10 les risques de dérive sont en l'occurrence d'autant plus grands que les dons ne sont curieusement soumis à aucune limitation ou plutôt à une seule : les dons au oeuvres sociales des entreprise elles mêmes. Plafonnés à 2 pour milles du chiffre d'affaire...
 
11 en réalité, la baisse a été encore plus importante car dans le système précédent, s'ajoutaient au taux de l'IBP "la participation de solidarité nationale" et là "réserve d'investissement", ce qui pouvait aboutir à des taux d'imposition variant entre 44% pour des benfices de 50000dhs et de 58% pour des benefices attegnants à un million de dhs 
 
12 en fait, il s'agit de l'ensemble de produits, notion plus large que celle du chiffre d'affaires.
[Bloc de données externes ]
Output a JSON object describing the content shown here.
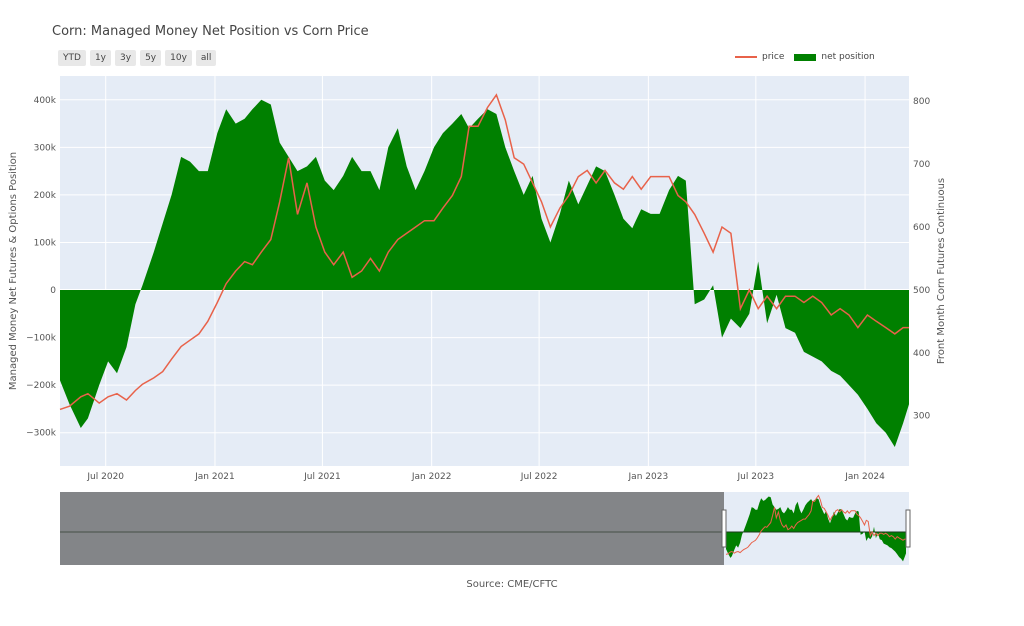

Le taux pour sa part est ramené a 0,25% pour les sociétés qui commercialisent certains produits réglementés (farine, sucre, huile, beurre, produits pétroliers, eau, électricité). En fin, même en l'absence su chiffre d'affaire, le montant de la cotisation minimale ne peut être inférieur a 1500dhs .
 
13 loi n°1-89-116 du 21 novembre 1989, à laquelle s'est, avec la publication du code général des impôts, ajoutée la loi n°43-06, Dahir n°1-06-232 du 31 décembre 2006, Lf 2007, BO n°5487 Bis du 1er Janvier 2007
 
14 Curieusement avec la publication du "Libre d'Assiette et de recouvrement" dans la loi de finances pour 2006, l'expression "Impôt général sur le revenu" a -sans explication- disparu  de texte de loi pour laisser place à un anodin "impôt sur le revenu" ! Etait-ce là au fond une reconnaissance inconsciente ? Que cet impôt n'est guère  si général que cela ?...
 
15 ce qui signifie que la retenue à la source n'empêche pas la calcul normale de l'IR, mais qu'elle est ensuite déduite de l'impôt global, une fois celui-ci calculé.
 
16 ce qui signifie que la retenue à la source est imputable sur le montant de l'IR calculé normalement, et le cas échéant, donne droit a restitution. 
 
17 car il est vrai qu'on peut penser que, par exemple la déduction forfaitaire de 40% dont bénéficient les revenus locatifs comprend implicitement aussi cette possibilité
 
18 L.Mehl et P.Beltrale, Science technique fiscale, PUF, 1984, p.177.
 
19 N.  Akesbi,  L'Impôt, l'Etat et l'Ajustement, Actes editions, Rabat, 1993.
 
20 N.  Akesbi,  L'Impôt,  l'Etat et l'Ajustement, op.cit. Pp.309-334
 
21 Au nom des eternels dogmes de l'economie classique : primauté de l'offre sur la demande, de l'epargne -" donc" de l'investissement- sur la consommation.